Find something to celebrate with this special meal.


1 tablespoon
olive oil (divided)
onion (chopped)
4 ounces
spinach, baby
1 teaspoon
salt (divided)
1/2 teaspoon
thyme, dried
1/4 cup
blue cheese
1 pound
steak, flank
1/2 teaspoon
black pepper (divided)
kitchen twine (for typing steak)


In a small sauté pan, drizzle 1 tsp olive oil, and heat over medium-high heat. Add the onion and stir, reducing the heat once it starts to sizzle. Cook for 10 minutes, stirring occasionally. While the onions cook, place spinach in a microwave-safe container and cook on high for 1 to 2 minutes, then pat or roll with paper towels until completely dry. Add spinach, 1/4 tsp salt and thyme to the onions and stir. Let cool completely, then add the blue cheese. Reserve.

To butterfly the steak, place the meat on a cutting board with the grain running perpendicular to the edge of the counter and use a chef’s knife to cut a mark along one side of the steak that divides the edge into two even sections. Holding your knife parallel to the cutting board, slice the steak into two even layers, leaving the final edge uncut. Open the steak like a book and press the meat flat. Sprinkle with about half of the remaining salt and pepper. Spread the spinach and cheese mixture over the steak, leaving about an inch bare at the long edges. Roll the steak, with the grain going the length of the roll, holding the filling inside. Tie several pieces of twine around the circumference of the roll to keep it closed.

Preheat gas grill to high heat. Brush the outside of the roll with the remaining 2 tsp olive oil, and sprinkle with remaining salt and pepper.

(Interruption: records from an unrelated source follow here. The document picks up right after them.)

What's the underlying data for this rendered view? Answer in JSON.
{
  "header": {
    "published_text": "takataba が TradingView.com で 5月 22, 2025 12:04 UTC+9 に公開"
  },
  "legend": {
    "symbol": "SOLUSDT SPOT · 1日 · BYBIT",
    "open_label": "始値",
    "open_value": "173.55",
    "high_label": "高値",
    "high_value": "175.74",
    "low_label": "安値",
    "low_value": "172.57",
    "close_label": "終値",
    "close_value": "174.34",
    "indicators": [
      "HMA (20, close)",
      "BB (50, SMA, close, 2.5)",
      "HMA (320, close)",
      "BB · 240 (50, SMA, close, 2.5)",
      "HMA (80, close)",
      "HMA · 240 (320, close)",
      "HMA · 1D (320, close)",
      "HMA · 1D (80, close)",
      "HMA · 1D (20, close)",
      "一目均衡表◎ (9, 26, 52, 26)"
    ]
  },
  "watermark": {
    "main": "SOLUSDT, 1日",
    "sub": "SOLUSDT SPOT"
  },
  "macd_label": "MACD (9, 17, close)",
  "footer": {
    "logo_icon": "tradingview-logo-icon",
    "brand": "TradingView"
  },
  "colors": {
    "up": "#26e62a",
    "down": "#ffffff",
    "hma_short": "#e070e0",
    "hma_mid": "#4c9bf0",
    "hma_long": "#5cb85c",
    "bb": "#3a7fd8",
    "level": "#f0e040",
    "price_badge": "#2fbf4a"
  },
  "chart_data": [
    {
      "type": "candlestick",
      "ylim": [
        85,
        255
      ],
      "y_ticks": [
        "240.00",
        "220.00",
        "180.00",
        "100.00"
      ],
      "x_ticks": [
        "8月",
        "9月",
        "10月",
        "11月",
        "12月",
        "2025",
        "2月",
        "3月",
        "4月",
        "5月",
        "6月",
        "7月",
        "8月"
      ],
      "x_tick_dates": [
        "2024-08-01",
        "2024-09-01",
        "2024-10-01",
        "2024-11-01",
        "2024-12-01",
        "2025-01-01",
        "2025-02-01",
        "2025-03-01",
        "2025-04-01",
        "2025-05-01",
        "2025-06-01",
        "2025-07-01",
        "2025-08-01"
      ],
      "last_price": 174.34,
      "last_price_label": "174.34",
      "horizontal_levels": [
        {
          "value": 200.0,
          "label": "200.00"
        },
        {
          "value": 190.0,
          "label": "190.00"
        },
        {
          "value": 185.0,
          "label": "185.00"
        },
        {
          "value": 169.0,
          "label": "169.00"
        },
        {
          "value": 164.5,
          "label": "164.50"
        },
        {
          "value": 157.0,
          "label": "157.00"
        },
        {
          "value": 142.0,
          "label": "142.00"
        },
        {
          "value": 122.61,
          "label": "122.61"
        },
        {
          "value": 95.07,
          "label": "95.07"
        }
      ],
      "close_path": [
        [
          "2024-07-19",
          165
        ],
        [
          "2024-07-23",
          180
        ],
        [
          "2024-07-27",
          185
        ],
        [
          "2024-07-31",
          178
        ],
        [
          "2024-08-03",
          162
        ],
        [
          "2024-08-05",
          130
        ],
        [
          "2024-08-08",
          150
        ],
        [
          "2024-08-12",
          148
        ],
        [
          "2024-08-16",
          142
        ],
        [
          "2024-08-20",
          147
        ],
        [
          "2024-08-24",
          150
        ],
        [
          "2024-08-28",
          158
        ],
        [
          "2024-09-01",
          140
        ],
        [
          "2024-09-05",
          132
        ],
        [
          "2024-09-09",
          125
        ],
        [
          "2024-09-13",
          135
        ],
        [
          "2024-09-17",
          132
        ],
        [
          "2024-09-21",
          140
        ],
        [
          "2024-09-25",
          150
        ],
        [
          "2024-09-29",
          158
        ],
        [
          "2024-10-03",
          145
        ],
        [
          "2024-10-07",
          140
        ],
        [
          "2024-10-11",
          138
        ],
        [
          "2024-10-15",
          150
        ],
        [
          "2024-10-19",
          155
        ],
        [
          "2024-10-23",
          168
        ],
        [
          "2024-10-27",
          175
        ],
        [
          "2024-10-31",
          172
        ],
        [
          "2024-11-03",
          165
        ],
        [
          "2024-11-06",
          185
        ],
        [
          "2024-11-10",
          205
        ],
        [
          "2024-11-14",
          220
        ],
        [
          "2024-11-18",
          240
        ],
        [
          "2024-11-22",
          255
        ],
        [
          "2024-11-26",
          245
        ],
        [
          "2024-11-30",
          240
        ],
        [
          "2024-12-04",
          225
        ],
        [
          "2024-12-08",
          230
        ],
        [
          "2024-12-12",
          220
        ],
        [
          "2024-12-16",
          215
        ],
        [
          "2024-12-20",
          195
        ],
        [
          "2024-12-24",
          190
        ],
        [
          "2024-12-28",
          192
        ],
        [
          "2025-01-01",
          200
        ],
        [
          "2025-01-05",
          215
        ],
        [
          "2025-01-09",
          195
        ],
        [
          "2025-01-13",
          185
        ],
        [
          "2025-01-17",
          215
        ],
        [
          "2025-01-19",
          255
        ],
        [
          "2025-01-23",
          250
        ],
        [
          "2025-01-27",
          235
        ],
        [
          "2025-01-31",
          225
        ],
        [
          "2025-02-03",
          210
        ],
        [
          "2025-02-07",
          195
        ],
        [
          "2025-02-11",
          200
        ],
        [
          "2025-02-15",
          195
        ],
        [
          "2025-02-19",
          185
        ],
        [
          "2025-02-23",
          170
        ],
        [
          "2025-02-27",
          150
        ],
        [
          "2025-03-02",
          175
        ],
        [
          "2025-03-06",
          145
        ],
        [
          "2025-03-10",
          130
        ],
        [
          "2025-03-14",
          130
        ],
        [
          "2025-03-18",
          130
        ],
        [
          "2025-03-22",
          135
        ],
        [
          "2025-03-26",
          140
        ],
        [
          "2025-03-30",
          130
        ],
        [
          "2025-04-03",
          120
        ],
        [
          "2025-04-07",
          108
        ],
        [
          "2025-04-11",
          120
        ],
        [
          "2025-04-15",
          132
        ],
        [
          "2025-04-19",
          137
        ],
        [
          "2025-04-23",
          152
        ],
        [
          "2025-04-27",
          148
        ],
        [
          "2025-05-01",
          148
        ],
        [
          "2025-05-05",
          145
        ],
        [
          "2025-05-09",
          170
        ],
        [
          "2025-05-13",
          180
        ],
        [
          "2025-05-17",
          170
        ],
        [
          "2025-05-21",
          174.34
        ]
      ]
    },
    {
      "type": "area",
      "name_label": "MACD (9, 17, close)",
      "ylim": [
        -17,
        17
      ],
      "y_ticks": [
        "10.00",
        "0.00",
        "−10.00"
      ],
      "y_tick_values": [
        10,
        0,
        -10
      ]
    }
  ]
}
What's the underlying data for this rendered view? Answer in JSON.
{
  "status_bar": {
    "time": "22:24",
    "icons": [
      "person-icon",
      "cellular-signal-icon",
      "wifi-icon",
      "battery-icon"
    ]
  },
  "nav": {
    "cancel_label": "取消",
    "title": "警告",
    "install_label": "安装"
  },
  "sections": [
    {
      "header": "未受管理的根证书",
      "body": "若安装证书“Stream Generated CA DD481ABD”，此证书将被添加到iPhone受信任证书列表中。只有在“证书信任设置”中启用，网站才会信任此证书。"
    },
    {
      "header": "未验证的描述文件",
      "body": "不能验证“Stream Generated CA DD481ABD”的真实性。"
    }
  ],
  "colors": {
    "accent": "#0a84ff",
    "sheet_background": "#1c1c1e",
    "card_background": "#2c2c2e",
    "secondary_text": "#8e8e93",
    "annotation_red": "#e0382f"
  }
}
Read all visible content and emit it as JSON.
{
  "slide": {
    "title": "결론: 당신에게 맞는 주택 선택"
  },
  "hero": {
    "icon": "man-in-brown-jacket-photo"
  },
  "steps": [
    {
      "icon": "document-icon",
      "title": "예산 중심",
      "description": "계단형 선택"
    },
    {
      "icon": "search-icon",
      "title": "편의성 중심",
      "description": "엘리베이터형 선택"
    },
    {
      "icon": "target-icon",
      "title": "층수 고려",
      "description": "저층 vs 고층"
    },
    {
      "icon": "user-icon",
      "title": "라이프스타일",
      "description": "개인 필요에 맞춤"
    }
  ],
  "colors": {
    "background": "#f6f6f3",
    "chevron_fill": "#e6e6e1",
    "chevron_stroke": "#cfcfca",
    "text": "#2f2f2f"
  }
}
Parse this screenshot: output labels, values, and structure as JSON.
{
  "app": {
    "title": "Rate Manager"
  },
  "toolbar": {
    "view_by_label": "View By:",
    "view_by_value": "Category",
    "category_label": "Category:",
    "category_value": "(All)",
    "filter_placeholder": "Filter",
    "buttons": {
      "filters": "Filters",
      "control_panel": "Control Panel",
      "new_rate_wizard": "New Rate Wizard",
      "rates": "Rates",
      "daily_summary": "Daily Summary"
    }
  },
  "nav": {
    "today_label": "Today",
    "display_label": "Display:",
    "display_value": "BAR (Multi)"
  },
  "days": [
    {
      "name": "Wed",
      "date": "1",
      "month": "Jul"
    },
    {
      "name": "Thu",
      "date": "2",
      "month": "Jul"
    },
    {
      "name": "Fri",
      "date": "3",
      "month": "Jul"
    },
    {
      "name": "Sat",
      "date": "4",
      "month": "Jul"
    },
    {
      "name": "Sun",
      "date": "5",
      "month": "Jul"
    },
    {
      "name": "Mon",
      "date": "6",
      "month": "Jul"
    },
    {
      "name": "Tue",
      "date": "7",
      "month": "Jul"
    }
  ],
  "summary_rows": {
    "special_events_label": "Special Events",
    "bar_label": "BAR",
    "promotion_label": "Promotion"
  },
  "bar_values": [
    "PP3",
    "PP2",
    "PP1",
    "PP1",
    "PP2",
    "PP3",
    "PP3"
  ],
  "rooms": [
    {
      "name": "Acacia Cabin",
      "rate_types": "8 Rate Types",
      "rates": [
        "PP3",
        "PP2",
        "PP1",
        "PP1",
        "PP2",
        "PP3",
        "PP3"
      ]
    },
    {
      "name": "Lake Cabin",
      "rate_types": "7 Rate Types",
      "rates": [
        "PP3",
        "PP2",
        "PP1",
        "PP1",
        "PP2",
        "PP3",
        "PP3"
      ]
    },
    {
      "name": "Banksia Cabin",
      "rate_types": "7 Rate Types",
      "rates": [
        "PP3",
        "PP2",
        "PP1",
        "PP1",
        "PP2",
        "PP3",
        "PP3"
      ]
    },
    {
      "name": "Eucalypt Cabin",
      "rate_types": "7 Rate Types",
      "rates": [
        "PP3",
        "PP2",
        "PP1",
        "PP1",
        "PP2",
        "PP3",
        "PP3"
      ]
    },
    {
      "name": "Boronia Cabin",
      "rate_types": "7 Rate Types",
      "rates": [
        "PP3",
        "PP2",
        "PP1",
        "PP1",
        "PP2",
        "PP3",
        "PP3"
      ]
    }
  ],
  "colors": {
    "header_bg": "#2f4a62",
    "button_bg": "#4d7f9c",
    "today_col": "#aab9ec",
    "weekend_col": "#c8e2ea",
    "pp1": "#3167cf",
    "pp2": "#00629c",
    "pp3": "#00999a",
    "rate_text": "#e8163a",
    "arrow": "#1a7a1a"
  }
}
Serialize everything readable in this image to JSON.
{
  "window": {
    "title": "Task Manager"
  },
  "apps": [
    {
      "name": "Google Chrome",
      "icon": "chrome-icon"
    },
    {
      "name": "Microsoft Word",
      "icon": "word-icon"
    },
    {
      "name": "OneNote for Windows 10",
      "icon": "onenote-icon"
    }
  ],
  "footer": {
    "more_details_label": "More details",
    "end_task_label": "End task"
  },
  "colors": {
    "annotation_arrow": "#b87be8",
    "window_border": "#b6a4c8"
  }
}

Place on grill, browning on each of the 4 sides for 2 minutes. Turn off one burner and lower the others so the temperature stabilizes at 400°F. Cook over indirect heat for about 30 minutes or until internal temperature of steak reaches 135 to 140°F for medium rare or 140 to 145°F for medium. Remove steak from the grill and cover loosely with foil. Let stand for 10 minutes, then slice and serve.